Anne Hidalgo a tenu conférence de presse avec Bernard-Henri Levy sur le futur de l’Afghanistan. Plusieurs personnalités étaient également présentes. Comme cette femme Maire afghane venue témoigner de la situation là-bas, des associations de défense des Droits de l’Homme et de l’accueil des réfugiés, comme la FIDH, Amnesty international, France Terre d’Asile, Emmaüs solidarité, un représentant du Haut-Commissariat aux Nations Unies pour les Réfugiés, etc. Et plusieurs autres personnalités qui ont pu donner des informations et des témoignages, pour certains poignants, sur la situation qui prévaut en Afghanistan. 

On notera qu’au moment même où se déroulait cette conférence mettant en avant notamment la nécessité pour la France de respecter ses engagements internationaux à accueillir les réfugiés, 150 Afghans figuraient parmi les 800 exilés occupant le parc André Citroën à Paris pour faire valoir leur droit à l’hébergement, bafoué depuis des mois.  

En installant BHL comme référence et quasi ministre des Affaires étrangères, la maire PS de Paris expose le pays et son parti à un tournant belliciste particulièrement discutable. Car Bernard-Henri Levy a déjà un long passé d’initiatives en faveur de diverses guerres particulièrement désastreuses pour la France. Comme par exemple la guerre de Libye qui a déstabilisé toute l’Afrique sub-saharienne pour ne citer que cela. S’agissant de l’Afghanistan, son bilan est particulièrement contre-productif. Il a été un agent direct du désastre à Kaboul après vingt ans de guerre destructrice et ruineuse dans ce pays. Une histoire qui vient de loin. 

En effet, dès 1981, BHL est en Afghanistan pour soutenir les islamistes déjà atrocement obscurantistes face aux communistes. Cette période dramatique de l’histoire afghane a constitué la première version opérationnelle du djihadisme actuel (Gilles Kepel, « Le terrorisme islamiste est né en Afghanistan », L’Histoire, n°293, décembre 2004). Al Quaïda est par exemple ainsi née en Afghanistan en 1987 avec l’appui direct des USA et des intellectuels anti-communistes comme Bernard-Henri Levy.

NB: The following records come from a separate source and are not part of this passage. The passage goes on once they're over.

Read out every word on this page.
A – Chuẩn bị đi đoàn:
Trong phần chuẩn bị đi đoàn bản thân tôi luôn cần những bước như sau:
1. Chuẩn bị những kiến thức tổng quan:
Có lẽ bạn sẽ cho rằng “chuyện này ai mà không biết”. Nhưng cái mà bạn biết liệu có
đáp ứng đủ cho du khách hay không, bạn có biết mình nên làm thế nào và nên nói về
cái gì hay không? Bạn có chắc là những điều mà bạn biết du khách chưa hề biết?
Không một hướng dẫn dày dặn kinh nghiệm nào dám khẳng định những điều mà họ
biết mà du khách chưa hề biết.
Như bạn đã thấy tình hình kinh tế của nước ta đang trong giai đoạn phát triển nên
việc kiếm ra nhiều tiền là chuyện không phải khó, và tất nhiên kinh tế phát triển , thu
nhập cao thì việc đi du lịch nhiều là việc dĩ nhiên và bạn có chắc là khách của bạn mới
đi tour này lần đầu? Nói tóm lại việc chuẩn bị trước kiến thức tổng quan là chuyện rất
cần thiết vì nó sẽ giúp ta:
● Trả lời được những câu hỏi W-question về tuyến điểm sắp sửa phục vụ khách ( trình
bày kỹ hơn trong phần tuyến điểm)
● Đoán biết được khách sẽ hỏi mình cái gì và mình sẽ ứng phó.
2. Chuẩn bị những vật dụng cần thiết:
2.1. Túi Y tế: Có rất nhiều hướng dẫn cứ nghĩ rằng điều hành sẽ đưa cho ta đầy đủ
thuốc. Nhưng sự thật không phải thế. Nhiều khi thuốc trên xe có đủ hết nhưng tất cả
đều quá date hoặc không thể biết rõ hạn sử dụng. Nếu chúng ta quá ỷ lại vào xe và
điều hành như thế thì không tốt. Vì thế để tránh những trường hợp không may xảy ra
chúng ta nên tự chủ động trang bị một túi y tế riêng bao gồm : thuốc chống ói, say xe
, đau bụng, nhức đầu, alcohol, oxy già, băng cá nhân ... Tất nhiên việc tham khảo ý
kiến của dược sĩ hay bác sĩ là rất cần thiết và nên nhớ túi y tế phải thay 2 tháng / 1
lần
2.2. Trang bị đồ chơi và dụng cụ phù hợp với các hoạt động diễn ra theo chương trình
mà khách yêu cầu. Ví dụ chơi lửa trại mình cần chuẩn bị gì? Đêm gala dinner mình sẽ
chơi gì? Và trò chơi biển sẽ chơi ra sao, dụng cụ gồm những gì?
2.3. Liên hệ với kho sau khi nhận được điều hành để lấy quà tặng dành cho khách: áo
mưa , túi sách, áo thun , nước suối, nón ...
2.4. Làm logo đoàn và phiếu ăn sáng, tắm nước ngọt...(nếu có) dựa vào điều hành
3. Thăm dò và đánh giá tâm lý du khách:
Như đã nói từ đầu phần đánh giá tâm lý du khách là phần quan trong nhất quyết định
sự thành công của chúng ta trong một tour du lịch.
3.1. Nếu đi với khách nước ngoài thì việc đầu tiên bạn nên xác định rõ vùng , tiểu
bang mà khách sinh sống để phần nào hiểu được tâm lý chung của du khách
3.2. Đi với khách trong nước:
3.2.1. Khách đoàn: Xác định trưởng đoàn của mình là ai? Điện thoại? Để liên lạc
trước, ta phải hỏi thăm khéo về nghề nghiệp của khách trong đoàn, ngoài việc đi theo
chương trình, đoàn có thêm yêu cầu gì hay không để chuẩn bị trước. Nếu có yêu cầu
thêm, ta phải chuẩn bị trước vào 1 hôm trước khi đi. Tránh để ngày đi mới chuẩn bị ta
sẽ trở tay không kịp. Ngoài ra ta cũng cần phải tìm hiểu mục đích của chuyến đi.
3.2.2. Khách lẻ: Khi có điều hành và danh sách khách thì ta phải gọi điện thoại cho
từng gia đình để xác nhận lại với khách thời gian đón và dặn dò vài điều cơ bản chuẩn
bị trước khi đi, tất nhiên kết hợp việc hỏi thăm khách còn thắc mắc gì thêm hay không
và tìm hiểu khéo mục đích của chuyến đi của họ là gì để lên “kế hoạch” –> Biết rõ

Là encore, comme beaucoup d’intellectuels et médias engagés dans la Guerre froide aux côtés des USA et du « monde libre » (« Quand les djihadistes étaient nos amis », Monde diplomatique, février 2016), BHL a appelé à armer les combattants pour la foi (moudjahidine) face au régime communiste afghan et à l’armée rouge. Au journal de TF1 il déclare le 29/12/1981 : « comme tous les résistants du monde entier, les Afghans ne peuvent vaincre que s’ils ont des armes, ils ne pourront vaincre des chars qu’avec des fusils-mitrailleurs, ils ne pourront vaincre les hélicoptères qu’avec des Sam-7. (…) Je vois que nous sommes aujourd’hui dans une situation qui n’est pas très différente de celle de l’époque de la guerre d’Espagne. (…) En Espagne, il y avait un devoir d’intervention, un devoir d’ingérence. (…) Je crois qu’aujourd’hui les Afghans n’ont de chances de triompher que si nous acceptons de nous ingérer dans les affaires intérieures afghanes ».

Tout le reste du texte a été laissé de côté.